Im going to assume that you mean (N^2)-1.

The best way to look at this problem is to get rid of stuff you can disprove
a) start small say 3 3^2-1 = 8, this is not prime

b) using the same example we can see it is not odd

c) This is starting to look like the right answer since any number on the real line is divisible by 8, unless it specifies somewhere you didn't wrtie that it has to divide evenly and output and integer value.

d) Is that n the same as the Big N, if so then when N=5
N^2-1=24 2^5 =32. 24 is not a multiple of 32 this same example works if you can pick any n.

e)It is not always a postive integer because when n=1 n^2-1=0. Which is neither positive or negative.

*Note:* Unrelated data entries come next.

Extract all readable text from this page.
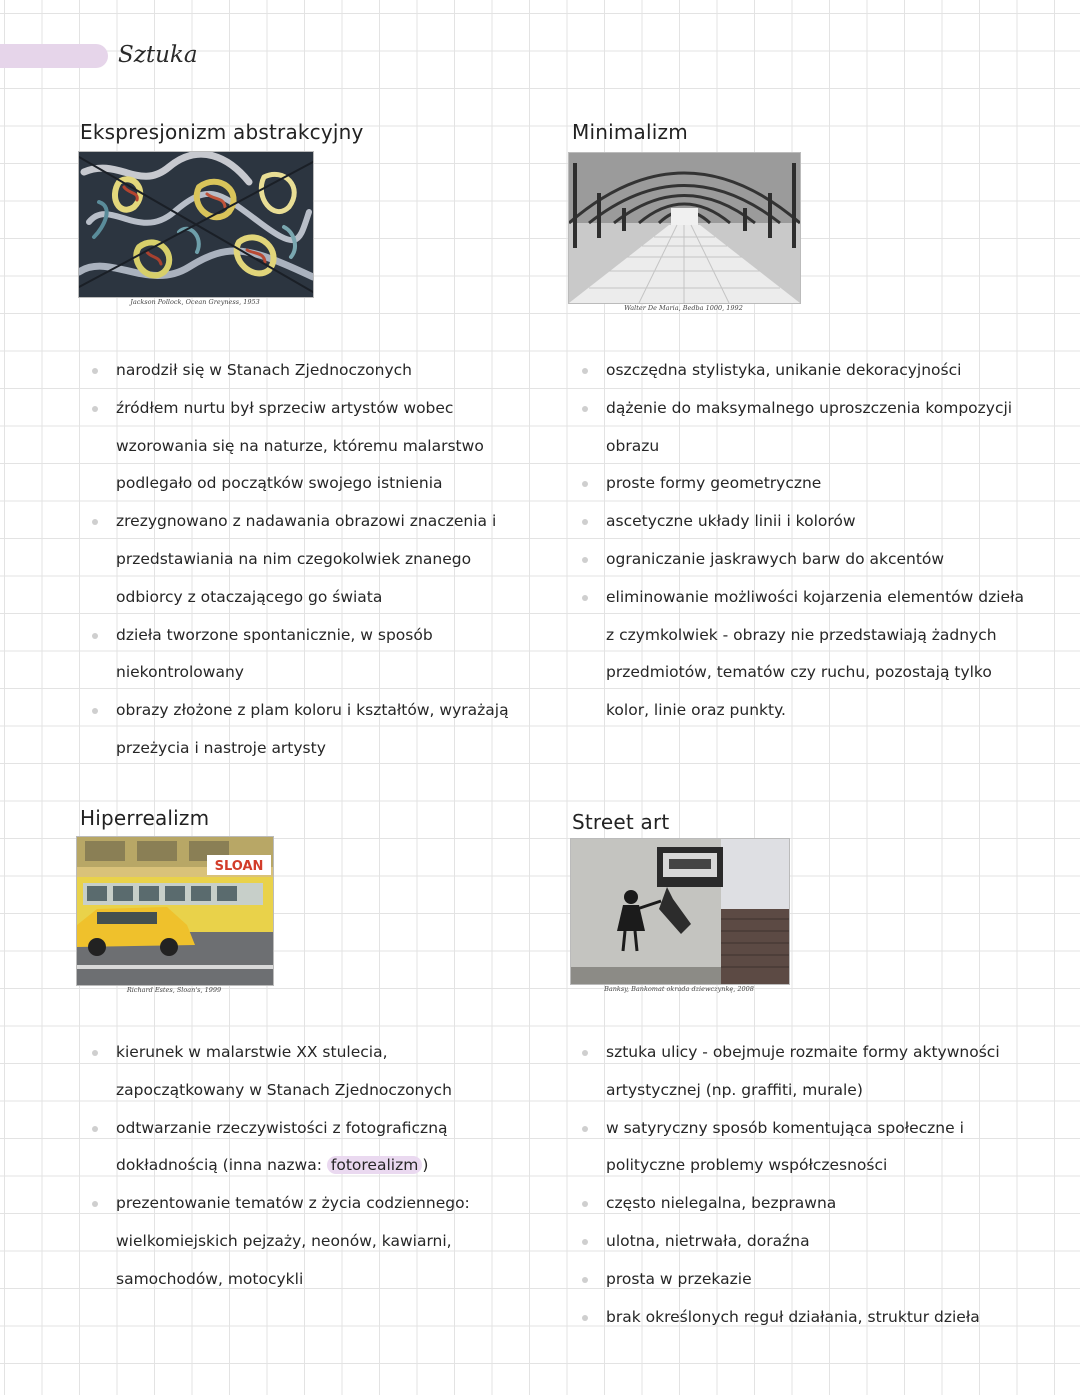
Sztuka
Ekspresjonizm abstrakcyjny
Jackson Pollock, Ocean Greyness, 1953
narodził się w Stanach Zjednoczonych
źródłem nurtu był sprzeciw artystów wobec wzorowania się na naturze, któremu malarstwo podlegało od początków swojego istnienia
zrezygnowano z nadawania obrazowi znaczenia i przedstawiania na nim czegokolwiek znanego odbiorcy z otaczającego go świata
dzieła tworzone spontanicznie, w sposób niekontrolowany
obrazy złożone z plam koloru i kształtów, wyrażają przeżycia i nastroje artysty
Minimalizm
Walter De Maria, Bedba 1000, 1992
oszczędna stylistyka, unikanie dekoracyjności
dążenie do maksymalnego uproszczenia kompozycji obrazu
proste formy geometryczne
ascetyczne układy linii i kolorów
ograniczanie jaskrawych barw do akcentów
eliminowanie możliwości kojarzenia elementów dzieła z czymkolwiek - obrazy nie przedstawiają żadnych przedmiotów, tematów czy ruchu, pozostają tylko kolor, linie oraz punkty.
Hiperrealizm
SLOAN
Richard Estes, Sloan's, 1999
kierunek w malarstwie XX stulecia, zapoczątkowany w Stanach Zjednoczonych
odtwarzanie rzeczywistości z fotograficzną dokładnością (inna nazwa: fotorealizm )
prezentowanie tematów z życia codziennego: wielkomiejskich pejzaży, neonów, kawiarni, samochodów, motocykli
Street art
Banksy, Bankomat okrada dziewczynkę, 2008
sztuka ulicy - obejmuje rozmaite formy aktywności artystycznej (np. graffiti, murale)
w satyryczny sposób komentująca społeczne i polityczne problemy współczesności
często nielegalna, bezprawna
ulotna, nietrwała, doraźna
prosta w przekazie
brak określonych reguł działania, struktur dzieła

So i say the best answer is c since you can divide 8 into anything.

Answer 4

n=2k+1
n^2=4k^2+4k+1
n^2-1=4k^2+4k=4k(k+1)

A. not a prime number (divisible by 4)
B. not odd (multiple of 2)
C. divisible by 8 (multiple of 4 and because you have k(k+1) one of these 2 has to be even and therefor multiple of 2)
D.not a multiple of n^2
lets say it were, then n^2-1=k*n^2 (k integer)
n^2=1/(1-k)
but n is also integer, so this wolud be possible for k =0 which means n=1 (which is only a particulary case)
E. it's positive becasue a quadrat is alwais positive (it would be negative for n=0 which is not odd i think)

:)